TRANSLATION. VOLUME I.
HERTFORD: PRINTED BY STEPHEN AUSTIN AND SONS.
TO GEHEIM-RATH PROFESSOR DOCTOR STENZLER MY FIRST GUIDE IN ORIENTAL STUDIES IN CONGRATULATION ON HIS ‘DOCTOR JUBILÄUM’ AND IN DEEP RESPECT FOR HIS PROFOUND SCHOLARSHIP THIS WORK IS DEDICATED BY HIS GRATEFUL PUPIL THE AUTHOR.

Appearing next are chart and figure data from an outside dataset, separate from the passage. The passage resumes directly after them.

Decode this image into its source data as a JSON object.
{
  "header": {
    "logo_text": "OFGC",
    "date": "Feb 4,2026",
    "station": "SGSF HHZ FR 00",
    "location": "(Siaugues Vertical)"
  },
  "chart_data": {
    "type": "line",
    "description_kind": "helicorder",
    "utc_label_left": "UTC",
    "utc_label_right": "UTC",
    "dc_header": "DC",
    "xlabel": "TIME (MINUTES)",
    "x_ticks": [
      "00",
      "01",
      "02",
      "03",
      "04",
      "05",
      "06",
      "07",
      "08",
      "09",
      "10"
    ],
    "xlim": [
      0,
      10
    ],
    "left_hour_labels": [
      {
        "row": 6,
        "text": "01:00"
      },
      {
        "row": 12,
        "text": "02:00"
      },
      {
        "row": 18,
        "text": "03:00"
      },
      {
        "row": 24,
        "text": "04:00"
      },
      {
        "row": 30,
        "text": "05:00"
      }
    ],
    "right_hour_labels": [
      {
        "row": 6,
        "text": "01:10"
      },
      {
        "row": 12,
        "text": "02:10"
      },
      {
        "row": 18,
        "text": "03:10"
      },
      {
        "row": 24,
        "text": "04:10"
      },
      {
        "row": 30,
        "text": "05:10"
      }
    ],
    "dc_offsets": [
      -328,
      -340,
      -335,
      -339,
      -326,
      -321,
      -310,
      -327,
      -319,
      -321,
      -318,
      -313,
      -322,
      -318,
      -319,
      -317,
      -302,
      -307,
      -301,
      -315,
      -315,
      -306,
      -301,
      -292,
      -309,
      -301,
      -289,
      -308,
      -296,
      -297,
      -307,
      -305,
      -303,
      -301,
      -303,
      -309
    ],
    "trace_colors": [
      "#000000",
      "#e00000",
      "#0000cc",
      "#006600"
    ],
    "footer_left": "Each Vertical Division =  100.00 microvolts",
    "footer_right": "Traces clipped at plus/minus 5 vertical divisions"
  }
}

It is well known that amongst the Buddhist Scriptures there is one book in which a large number of old stories, fables, and fairy tales, lie enshrined in an edifying commentary; and have thus been preserved for the study and amusement of later times. How this came about is not at present quite certain. The belief of orthodox Buddhists on the subject is this. The Buddha, as occasion arose, was accustomed throughout his long career to explain and comment on the events happening around him, by telling of similar events that had occurred in his own previous births. The experience, not of one lifetime only, but of many lives, was always present to his mind; and it was this experience he so often used to point a moral, or adorn a tale. The stories so told are said to have been reverently learnt and repeated by his disciples; and immediately after his death 550 of them were gathered together in one collection, called the Book of the 550 Jātakas or Births; the commentary to which gives for each Jātaka, or Birth Story, an account of the event in Gotama’s life which led to his first telling that particular story. Both text and commentary were then handed down intact, and in the Pāli language in which they were composed, to the time of the Council of Patna (held in or about the year 250 B.C.); and they were carried in the following year to Ceylon by the great missionary Mahinda. There the commentary was translated into Siŋhalese, the Aryan dialect spoken in Ceylon; and was re-translated into its present form in the Pāli language in the fifth century of our era. But the text of the Jātaka stories themselves has been throughout preserved in its original Pāli form.